The Bad. As we grow older, these compensations have an impact on our bodies. For the most part (barring disease like cancer, etc.), our quality of life is dependent on the health of our joints. The more flexible and loose someone feels is usually a good indicator of good joint health. If we have poor functioning muscles, our bones will start to crash into themselves with more and more force that eventually starts to wear them down; however we can change our posture to accommodate the weaknesses or injuries. This is where we can start to feel those irritations and “-itis’s” like tendonitis in many different places.
The Ugly.
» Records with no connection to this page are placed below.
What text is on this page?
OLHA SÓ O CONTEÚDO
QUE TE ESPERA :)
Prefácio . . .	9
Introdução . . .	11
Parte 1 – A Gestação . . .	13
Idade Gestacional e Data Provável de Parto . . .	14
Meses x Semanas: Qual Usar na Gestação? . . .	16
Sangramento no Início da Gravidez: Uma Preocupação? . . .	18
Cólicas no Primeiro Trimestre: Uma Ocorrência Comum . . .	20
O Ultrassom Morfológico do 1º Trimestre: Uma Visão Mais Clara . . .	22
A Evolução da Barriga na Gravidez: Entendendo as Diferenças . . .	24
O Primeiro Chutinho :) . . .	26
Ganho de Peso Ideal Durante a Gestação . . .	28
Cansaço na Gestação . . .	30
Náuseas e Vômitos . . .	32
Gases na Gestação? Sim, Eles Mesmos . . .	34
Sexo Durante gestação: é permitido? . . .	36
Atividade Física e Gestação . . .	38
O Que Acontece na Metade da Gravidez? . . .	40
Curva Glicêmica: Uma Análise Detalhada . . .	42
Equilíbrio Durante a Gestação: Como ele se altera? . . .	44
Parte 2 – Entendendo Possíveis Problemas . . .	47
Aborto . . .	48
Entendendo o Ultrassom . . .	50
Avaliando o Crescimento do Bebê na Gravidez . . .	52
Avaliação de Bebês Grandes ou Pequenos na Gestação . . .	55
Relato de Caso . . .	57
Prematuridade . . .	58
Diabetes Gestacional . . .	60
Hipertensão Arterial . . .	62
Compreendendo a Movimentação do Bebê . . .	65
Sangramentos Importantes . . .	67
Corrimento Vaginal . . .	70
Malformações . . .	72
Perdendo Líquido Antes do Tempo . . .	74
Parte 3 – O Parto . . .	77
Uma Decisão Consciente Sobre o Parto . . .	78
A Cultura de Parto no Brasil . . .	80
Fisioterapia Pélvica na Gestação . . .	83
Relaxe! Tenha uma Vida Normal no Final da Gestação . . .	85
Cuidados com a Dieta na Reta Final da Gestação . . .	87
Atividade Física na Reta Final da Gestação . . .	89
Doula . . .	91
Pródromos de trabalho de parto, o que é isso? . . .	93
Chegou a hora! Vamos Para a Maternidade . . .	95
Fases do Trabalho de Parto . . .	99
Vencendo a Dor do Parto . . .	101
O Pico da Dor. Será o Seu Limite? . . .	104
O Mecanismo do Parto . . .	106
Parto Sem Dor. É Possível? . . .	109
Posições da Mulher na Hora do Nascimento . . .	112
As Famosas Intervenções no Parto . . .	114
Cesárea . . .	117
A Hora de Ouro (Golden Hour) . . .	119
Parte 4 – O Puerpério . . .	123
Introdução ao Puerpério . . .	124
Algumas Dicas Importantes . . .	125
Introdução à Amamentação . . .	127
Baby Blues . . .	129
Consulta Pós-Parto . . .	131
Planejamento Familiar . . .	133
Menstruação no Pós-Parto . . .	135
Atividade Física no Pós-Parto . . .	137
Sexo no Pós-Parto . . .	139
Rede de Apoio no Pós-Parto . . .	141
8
If we do nothing to address a poorly functioning muscular system and stay active, we will eventually come to a point where our body can no longer counterbalance, and it will let us know by increasing inflammation and pain to where we have to slow down and keep decreasing our physical activity and quality of life. Unfortunately, some people who get to this point have no other solution other than surgery or replacement of the joint.
The Alternate Road. The best way to try and prevent or slow down the bad and ugly from happening is to find and address these compensations. This is one of the top priorities of an Ortho-Kinetics® Trainer/Therapist. If the counterbalances can be found and systematically improved, the chances of higher quality of life as one ages improves dramatically. Remember, pain is your body telling you that something is not working. Even if you are not in pain, it is still a good idea to have an assessment done frequently to make sure that compensations are not building. Just like we take our cars in to get them serviced to limit the wear and tear on the vehicle, the same can be done for our bodies via assessment and implementing proper training progressions.